A cash deal is a transaction in which the landowner sells the land he or she owns for monetary consideration. The consideration is received by the owner of the land within a short period of time, and the transaction is considered a clean deal without relative risks, because the landowner receives full remuneration immediately. The terms of the transaction are clear and known and are not exposed to failures and problems during the realization of construction on the ground. However, in addition to the many advantages, there is also a disadvantage: The owner of the land does not share the potential upside of the developer’s profit inherent in the units that will be built on the land.

A combination deal is a transaction in which the landowner sells some of his or her rights to the land to the contractor and in return receives construction services on the part of the land that remains under his or her ownership.

A conversion deal is a transaction in which the owner’s full rights are sold in the land for receipt of cash consideration or receipt of some of the apartments that will be built on the land.

The commissioning of construction services is a deal in which the landowners communicate with a contractor but essentially carry out the construction of the project themselves.
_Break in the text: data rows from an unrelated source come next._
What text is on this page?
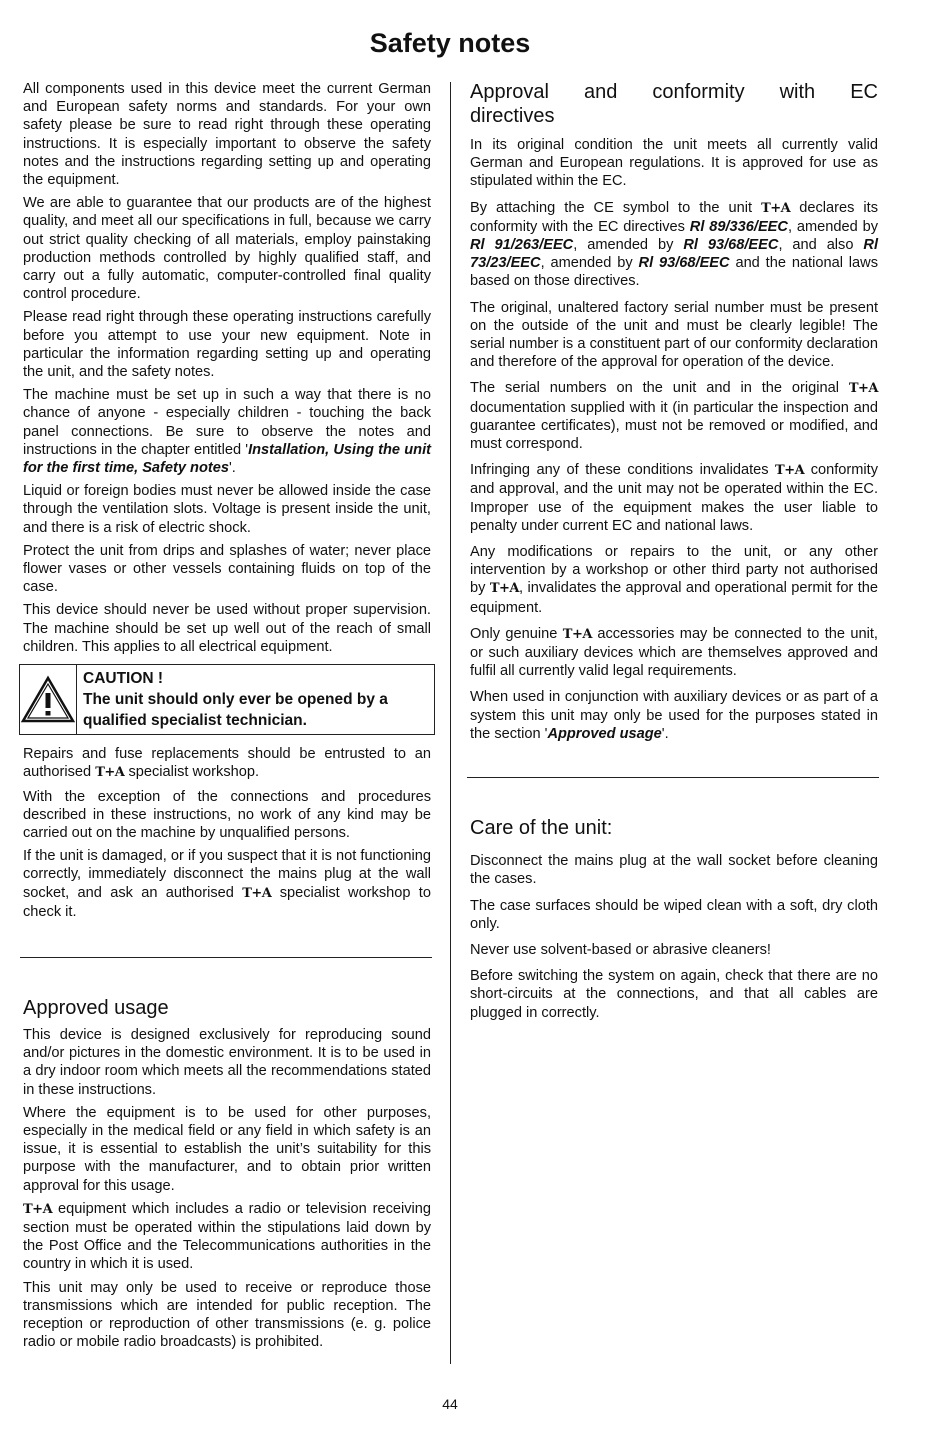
Safety notes

All components used in this device meet the current German and European safety norms and standards. For your own safety please be sure to read right through these operating instructions. It is especially important to observe the safety notes and the instructions regarding setting up and operating the equipment.

We are able to guarantee that our products are of the highest quality, and meet all our specifications in full, because we carry out strict quality checking of all materials, employ painstaking production methods controlled by highly qualified staff, and carry out a fully automatic, computer-controlled final quality control procedure.

Please read right through these operating instructions carefully before you attempt to use your new equipment. Note in particular the information regarding setting up and operating the unit, and the safety notes.

The machine must be set up in such a way that there is no chance of anyone - especially children - touching the back panel connections. Be sure to observe the notes and instructions in the chapter entitled 'Installation, Using the unit for the first time, Safety notes'.

Liquid or foreign bodies must never be allowed inside the case through the ventilation slots. Voltage is present inside the unit, and there is a risk of electric shock.

Protect the unit from drips and splashes of water; never place flower vases or other vessels containing fluids on top of the case.

This device should never be used without proper supervision. The machine should be set up well out of the reach of small children. This applies to all electrical equipment.

CAUTION !
The unit should only ever be opened by a qualified specialist technician.

Repairs and fuse replacements should be entrusted to an authorised T+A specialist workshop.

With the exception of the connections and procedures described in these instructions, no work of any kind may be carried out on the machine by unqualified persons.

If the unit is damaged, or if you suspect that it is not functioning correctly, immediately disconnect the mains plug at the wall socket, and ask an authorised T+A specialist workshop to check it.

Approved usage

This device is designed exclusively for reproducing sound and/or pictures in the domestic environment. It is to be used in a dry indoor room which meets all the recommendations stated in these instructions.

Where the equipment is to be used for other purposes, especially in the medical field or any field in which safety is an issue, it is essential to establish the unit’s suitability for this purpose with the manufacturer, and to obtain prior written approval for this usage.

T+A equipment which includes a radio or television receiving section must be operated within the stipulations laid down by the Post Office and the Telecommunications authorities in the country in which it is used.

This unit may only be used to receive or reproduce those transmissions which are intended for public reception. The reception or reproduction of other transmissions (e. g. police radio or mobile radio broadcasts) is prohibited.

Approval and conformity with EC directives

In its original condition the unit meets all currently valid German and European regulations. It is approved for use as stipulated within the EC.

By attaching the CE symbol to the unit T+A declares its conformity with the EC directives Rl 89/336/EEC, amended by Rl 91/263/EEC, amended by Rl 93/68/EEC, and also Rl 73/23/EEC, amended by Rl 93/68/EEC and the national laws based on those directives.

The original, unaltered factory serial number must be present on the outside of the unit and must be clearly legible! The serial number is a constituent part of our conformity declaration and therefore of the approval for operation of the device.

The serial numbers on the unit and in the original T+A documentation supplied with it (in particular the inspection and guarantee certificates), must not be removed or modified, and must correspond.

Infringing any of these conditions invalidates T+A conformity and approval, and the unit may not be operated within the EC. Improper use of the equipment makes the user liable to penalty under current EC and national laws.

Any modifications or repairs to the unit, or any other intervention by a workshop or other third party not authorised by T+A, invalidates the approval and operational permit for the equipment.

Only genuine T+A accessories may be connected to the unit, or such auxiliary devices which are themselves approved and fulfil all currently valid legal requirements.

When used in conjunction with auxiliary devices or as part of a system this unit may only be used for the purposes stated in the section 'Approved usage'.

Care of the unit:

Disconnect the mains plug at the wall socket before cleaning the cases.

The case surfaces should be wiped clean with a soft, dry cloth only.

Never use solvent-based or abrasive cleaners!

Before switching the system on again, check that there are no short-circuits at the connections, and that all cables are plugged in correctly.

44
This deal requires knowledge and understanding in real estate and can be relatively demanding in terms of required financial resources for the purpose of construction.

It is important to emphasize both that each case should be examined on a case-by-case basis and that the appropriate deal be adapted to the specific case. The considerations that are examined are many and varied, and there is not always one correct choice of deal types, but rather the need for more complex and nuanced economic decisions. For example, the various aspects of taxation, including land appreciation tax, appreciation levies, VAT, etc., as well as other economic and non-economic considerations, should be examined carefully.

Real Estate Transactions – What is the Attorney’s Role?

Real estate contracts are inherently complex. It is necessary to formulate professionally the details of the contract between the relevant parties for each transaction, including among other things: setting conditions for the validity of the agreement and a mechanism that will monitor any deviation from its terms, ensure appropriate financial guarantees on the part of the contractor, and to ensure a series of protections against various potential negative scenarios that may occur during the transaction, etc.

A professional lawyer will accompany the parties in any type of real estate transaction from the negotiation stage through to the conclusion of the transaction. Our firm has accumulated considerable experience in the field of real estate transactions, and we will endeavor to execute any real estate transaction to the full satisfaction of our clients.